Gayla Sanders @ Fluffco I don't want to be responsible for contributing to an already messed up cultural climate.
In the past few years I've discovered that I really like designing what are
commonly referred to as content sites. I think designing large corporate
portal sites would be awful, but medium sized sites are great. Just being
the designer often isn't enough for me. I like to be personally involved in
a project. Even if personal involvement isn't a part of the work, I still
feel a personal attachment to it because my time was sucked into its
creation. It's important for me to feel good about what I'm doing. I don't
want to be responsible for corrupting teenagers, selling crappy products or
contributing to an already messed up cultural climate. I've done that for a
living in the past and it was a really vapid, soul crushing experience. I
couldn't find myself within it. I hated design. I didn't think I wanted to
do it anymore or that I was even good at it. I couldn't understand what
was happening to me, and then I realized that it was the work, the people I
was working with and the whole climate surrounding the work. I hated all of
it but mostly I hated how hateful it made me.

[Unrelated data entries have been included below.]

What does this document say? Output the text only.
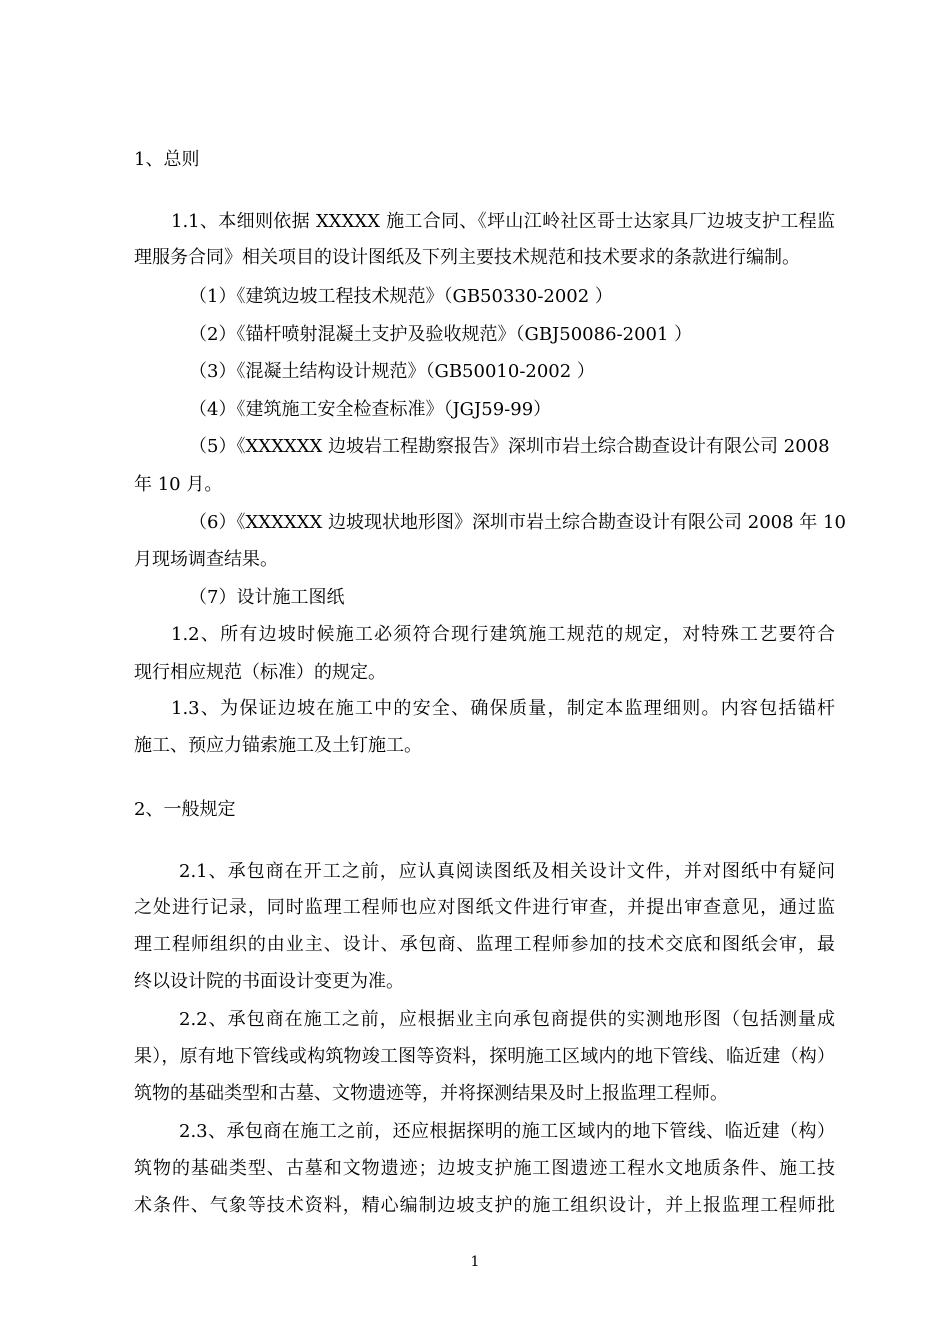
1、总则

1.1、本细则依据 XXXXX 施工合同、《坪山江岭社区哥士达家具厂边坡支护工程监

理服务合同》相关项目的设计图纸及下列主要技术规范和技术要求的条款进行编制。

（1）《建筑边坡工程技术规范》（GB50330-2002 ）

（2）《锚杆喷射混凝土支护及验收规范》（GBJ50086-2001 ）

（3）《混凝土结构设计规范》（GB50010-2002 ）

（4）《建筑施工安全检查标准》（JGJ59-99）

（5）《XXXXXX 边坡岩工程勘察报告》深圳市岩土综合勘查设计有限公司 2008

年 10 月。

（6）《XXXXXX 边坡现状地形图》深圳市岩土综合勘查设计有限公司 2008 年 10

月现场调查结果。

（7）设计施工图纸

1.2、所有边坡时候施工必须符合现行建筑施工规范的规定，对特殊工艺要符合

现行相应规范（标准）的规定。

1.3、为保证边坡在施工中的安全、确保质量，制定本监理细则。内容包括锚杆

施工、预应力锚索施工及土钉施工。

2、一般规定

2.1、承包商在开工之前，应认真阅读图纸及相关设计文件，并对图纸中有疑问

之处进行记录，同时监理工程师也应对图纸文件进行审查，并提出审查意见，通过监

理工程师组织的由业主、设计、承包商、监理工程师参加的技术交底和图纸会审，最

终以设计院的书面设计变更为准。

2.2、承包商在施工之前，应根据业主向承包商提供的实测地形图（包括测量成

果），原有地下管线或构筑物竣工图等资料，探明施工区域内的地下管线、临近建（构）

筑物的基础类型和古墓、文物遗迹等，并将探测结果及时上报监理工程师。

2.3、承包商在施工之前，还应根据探明的施工区域内的地下管线、临近建（构）

筑物的基础类型、古墓和文物遗迹；边坡支护施工图遗迹工程水文地质条件、施工技

术条件、气象等技术资料，精心编制边坡支护的施工组织设计，并上报监理工程师批

1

Leaving that last job changed my life. It forced me to get off my butt and
start doing work that I really liked. Starting Fluffco was the first thing
I had done in a really long time in a design capacity that I was truly proud
of. Not just because I had made something pretty, but because I could stand
behind the content. I had all of these ideas in my head or written on
scraps of paper for years that I hadn't started. I'm still catching up with
ideas from three years back. New ideas and work tend to get in the way and
sidetrack me. However when I'm not realizing any of my ideas I get really
miserable really fast. Self-indulgence is a big part of what motivates me.
All of my best work (parts of Fluffco and all of You Grow Girl) has been the
most self-indulgent. I define the word more as doing what you want to do
without answering to anyone rather then engaging in an extended self-centred
monologue. Inevitably I want people to get involved. I'm self-indulgent
but I also prefer to work with other people and I don't mind sharing.